Session 3: Word Embeddings

🎓 Course Materials

📑 Slides

📓 Notebooks

🚀 Session 3: Word Embeddings

In this third session, we explore how words can be mathematically represented and why this is essential in any NLP pipeline. We trace the journey from traditional sparse one-hot encodings and TF-IDF vectors to powerful dense embeddings like Word2Vec and GloVe, and finally to context-aware models like ELMo and BERT.

We also see how these embeddings are evaluated and how they can be applied to downstream NLP tasks like sentiment analysis, NER, or question answering.

🎯 Learning Objectives

Understand the limitations of traditional word representations (e.g., sparsity, context insensitivity).
Learn how dense vector embeddings solve these problems and how to train them.
Explore Word2Vec architectures (Skip-gram and CBOW) and techniques like negative sampling.
Evaluate embeddings both intrinsically (e.g., word similarity, analogy) and extrinsically (e.g., classification).
Discover the next evolution: contextual embeddings with ELMo, including how to pretrain and fine-tune them.

📚 Topics Covered

Static Word Embeddings

One-hot, TF-IDF: Why we moved beyond them.
Word2Vec (Skip-gram, CBOW) and the training process.
Negative Sampling: How to make training efficient.
GloVe: A count-based alternative to Word2Vec.
FastText: Subword-level embeddings to deal with rare words and misspellings.

Evaluating Word Embeddings

Intrinsic evaluations:
Word similarity (e.g., cosine distance between “king” and “queen”).
Word analogy (“man” : “woman” :: “king” : “queen”).
Extrinsic evaluations:
How well embeddings help in downstream tasks like classification or POS tagging.

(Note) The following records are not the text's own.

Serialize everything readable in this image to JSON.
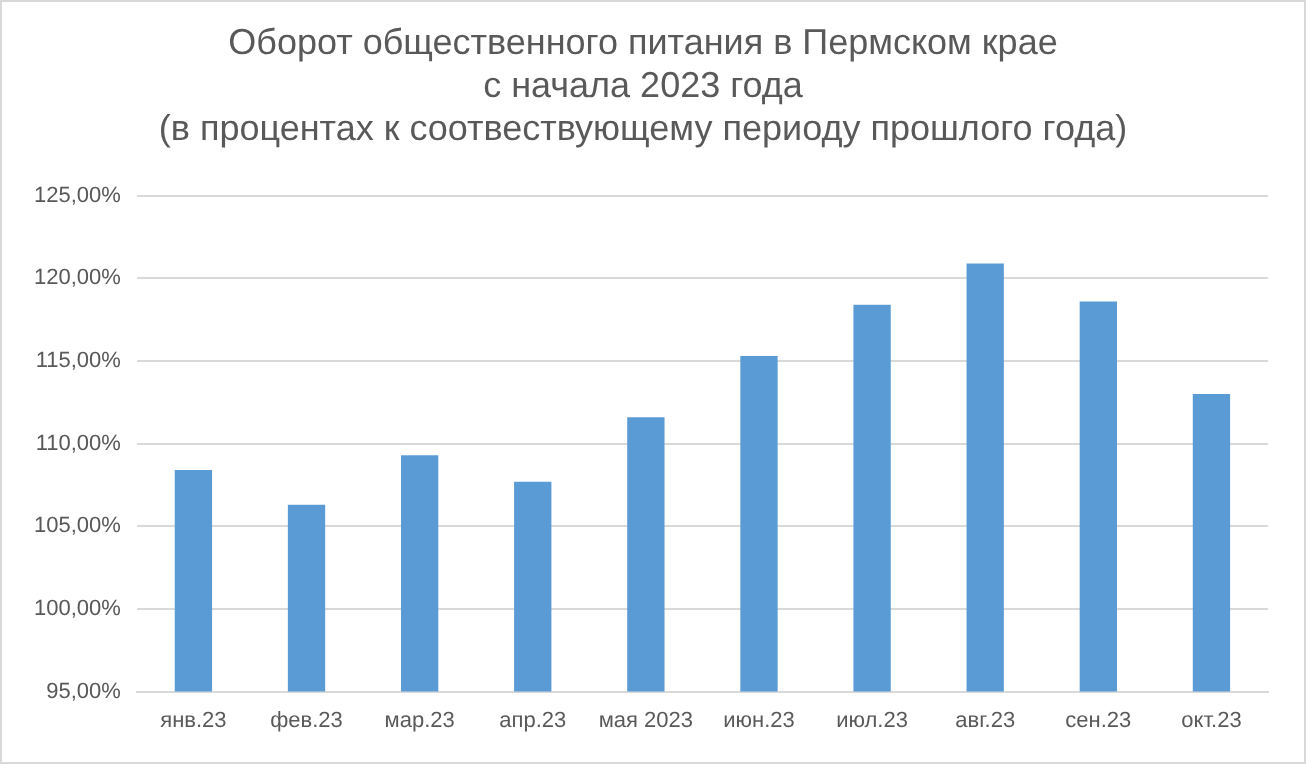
{
  "chart_data": {
    "type": "bar",
    "title": [
      "Оборот общественного питания в Пермском крае",
      "с начала 2023 года",
      "(в процентах к соотвествующему периоду прошлого года)"
    ],
    "categories": [
      "янв.23",
      "фев.23",
      "мар.23",
      "апр.23",
      "мая 2023",
      "июн.23",
      "июл.23",
      "авг.23",
      "сен.23",
      "окт.23"
    ],
    "values": [
      108.4,
      106.3,
      109.3,
      107.7,
      111.6,
      115.3,
      118.4,
      120.9,
      118.6,
      113.0
    ],
    "color": "#5b9bd5",
    "ylim": [
      95,
      125
    ],
    "yticks": [
      {
        "value": 95,
        "label": "95,00%"
      },
      {
        "value": 100,
        "label": "100,00%"
      },
      {
        "value": 105,
        "label": "105,00%"
      },
      {
        "value": 110,
        "label": "110,00%"
      },
      {
        "value": 115,
        "label": "115,00%"
      },
      {
        "value": 120,
        "label": "120,00%"
      },
      {
        "value": 125,
        "label": "125,00%"
      }
    ],
    "grid": "y"
  }
}
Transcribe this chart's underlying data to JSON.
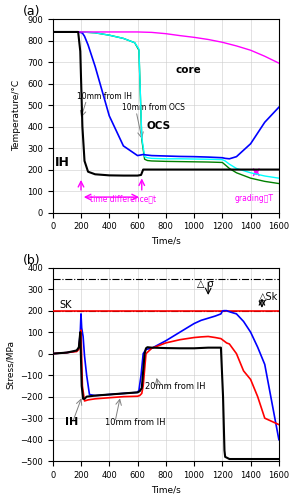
{
  "fig_width": 2.95,
  "fig_height": 5.0,
  "dpi": 100,
  "panel_a": {
    "xlabel": "Time/s",
    "ylabel": "Temperature/°C",
    "xlim": [
      0,
      1600
    ],
    "ylim": [
      0,
      900
    ],
    "xticks": [
      0,
      200,
      400,
      600,
      800,
      1000,
      1200,
      1400,
      1600
    ],
    "yticks": [
      0,
      100,
      200,
      300,
      400,
      500,
      600,
      700,
      800,
      900
    ],
    "label": "(a)"
  },
  "panel_b": {
    "xlabel": "Time/s",
    "ylabel": "Stress/MPa",
    "xlim": [
      0,
      1600
    ],
    "ylim": [
      -500,
      400
    ],
    "xticks": [
      0,
      200,
      400,
      600,
      800,
      1000,
      1200,
      1400,
      1600
    ],
    "yticks": [
      -500,
      -400,
      -300,
      -200,
      -100,
      0,
      100,
      200,
      300,
      400
    ],
    "label": "(b)"
  },
  "colors": {
    "IH": "black",
    "10mm_IH": "blue",
    "10mm_OCS": "cyan",
    "OCS": "green",
    "core": "magenta",
    "red_line": "red",
    "magenta": "magenta",
    "gray": "gray"
  }
}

Contextual Word Embeddings

Why static vectors fall short (e.g., "bank" in “river bank” vs. “bank account”).
Introduction to ELMo (Peters et al., 2018).
Bidirectional Language Modeling using LSTMs.
How ELMo generates different embeddings for the same word in different contexts.
Using ELMo for transfer learning in real-world NLP tasks (e.g., sentiment classification).

🧠 Key Takeaways

Aspect	Static Embeddings	Contextual Embeddings
Meaning Based on Context?	❌ Same vector regardless	✅ Different vectors per use
Polysemy Handling	❌ No	✅ Yes
Requires Large Corpus?	✅ Usually	✅ Definitely
Adaptable to Tasks?	⚠️ Not easily	✅ Via fine-tuning

📖 Bibliography & Recommended Reading

Jay Alammar (2017): Visual Introduction to Word Embeddings – Blog Post Excellent visuals to understand Word2Vec and GloVe.
Sebastian Ruder (2017): On Word Embeddings – Part 2: Approximating Co-occurrence Matrices – Blog Post Detailed breakdown of how different embedding models compare.
Mikolov et al. (2013): Efficient Estimation of Word Representations in Vector Space – Paper The original Word2Vec paper introducing Skip-gram and CBOW models.
Pennington et al. (2014): GloVe: Global Vectors for Word Representation – Paper Count-based embedding approach from Stanford NLP group.
Joulin et al. (2016): Bag of Tricks for Efficient Text Classification (FastText) – Paper A very practical take on embeddings using subword units.
Peters et al. (2018): Deep Contextualized Word Representations – Paper ELMo paper showing how dynamic embeddings outperform static ones on many tasks.

💻 Practical Components

From Scratch Word2Vec: We walk through how Skip-Gram is trained using pairs of target/context words and how to integrate negative sampling.
Embedding Visualizations: Use t-SNE or PCA to project high-dimensional embeddings and see how similar words cluster.
Text Classification with Embeddings: Test embeddings in real classification tasks with logistic regression or LSTMs.
Using Pretrained ELMo Embeddings: Fine-tune contextual embeddings on your own dataset.